2. Confidence born from competence
Confidence is absolutely crucial or the job can eat you alive. But it must be confidence born not from ‘swagger’ but competence in your content area, general pedagogy, and the interpersonal transactions that make it all happen on a daily basis.
3. A curious and playful mindset
This is how great teachers become that way; they have it in year one and–somehow–never lose it.
More time is by far the thing I believed I needed most as a teacher and it’s not even close. See here for 8 Ways For Teachers To Save More Time In The Classroom.
5. Organization skills
This goes a long way in giving more time (and I was really bad at it).
6. Specialized knowledge
Whether you’re talking about pedagogy, instructional design, learning models, technology integration, content area expertise, or any other ‘strand’ of teaching, at some point no matter how much time and confidence and organization you have or how curious and playful your mindset remains, you’re going to have to know what you’re doing–how to grow students.
7. A sense of progress
Imagine a teacher thriving in the classroom without one.
8. A support system
There are going to be days when all the knowledge and mindset and coffee in the world can’t help–where nothing you do seems to work. That’s where this comes in. Whether you’re talking about a PLN to assist with a literacy strategy or a best friend who knows you need a hug, support is necessary to survive in the classroom. See here for Why Every Teacher Needs A PLN.
The more humble you are, the more likely you are to absorb the lessons and grow. Humility is central to a growth mindset and isn’t mutually exclusive with confidence. See here for Ideas For Learning Through Humility.
10. Cognitive agility
The ability to solve problems on the fly, assess understanding, imagine a lesson, respond with a kind heart, analyze an opportunity–teaching not only demands a lot but it demands a wide range of a lot. I’m convinced that there are few professions as demanding on the mind, heart, and soul as teaching.
The ability to think laterally, look ahead, demonstrate resourcefulness, etc.–this is the kind of stuff that separates teachers who survive from the ones who do not.
Other Teaching Skills & Personality Traits
What other sorts of skills and personality traits can prove useful in surviving as a teacher? Communication skills, the ability to see the very best in others (which can help you inspire others)–there’s so much that can serve you. Below I’ve added a small handful of other qualities that can serve you well in your craft as an educator.
You’re never as good as you think you are, and never as bad as you think you are either. Always see the glass half-full because the alternative serves no one.
2. Service Mindset
Teaching is a service profession–carry it in your heart, your thoughts, your words, and your actions.
3. Selective Introversion
Collaboration is forced on the 21st-century teacher from all directions.
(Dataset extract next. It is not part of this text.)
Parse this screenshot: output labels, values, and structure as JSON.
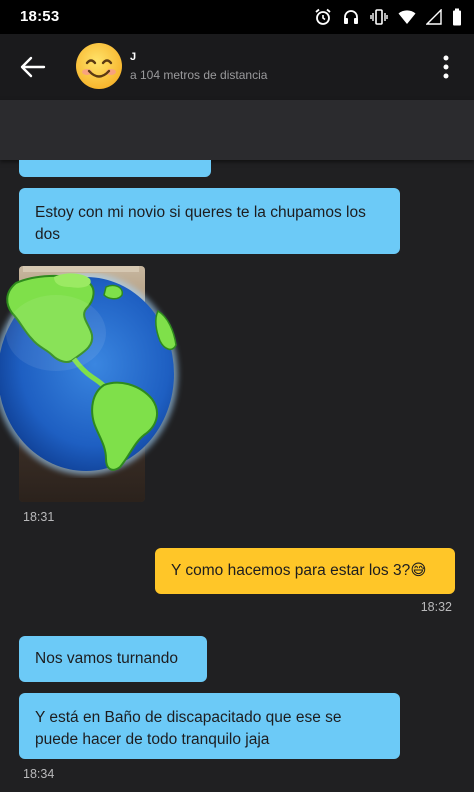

Sometimes it helps to take a step back and decompress, regroup, and prioritize alone.
When everything changes direction quickly, you need to be able to as well. Data teams, new standards, new technology, new local priorities–the only constant is change.
When all else fails, laugh.
Knowing your limits and how to take care of yourself, for example. You can’t serve others if you’re not well. This is obvious but easy to forget during the busy school year when peer pressure and ‘local norms’ for teacher behavior can promote unhealthy behaviors that are unsustainable in your teaching.
8. Whatever perspective serves you
This depends on your strengths and ‘weaknesses’ and experience level and local circumstance. I’d call it a ‘growth mindset’ and that’s a big part of it but it’s not just about flexibility and growth and ‘being positive’–it’s about knowing what you need and the people around you need and how to make it all work in a way that’s beautiful and efficient and sustainable for everyone involved.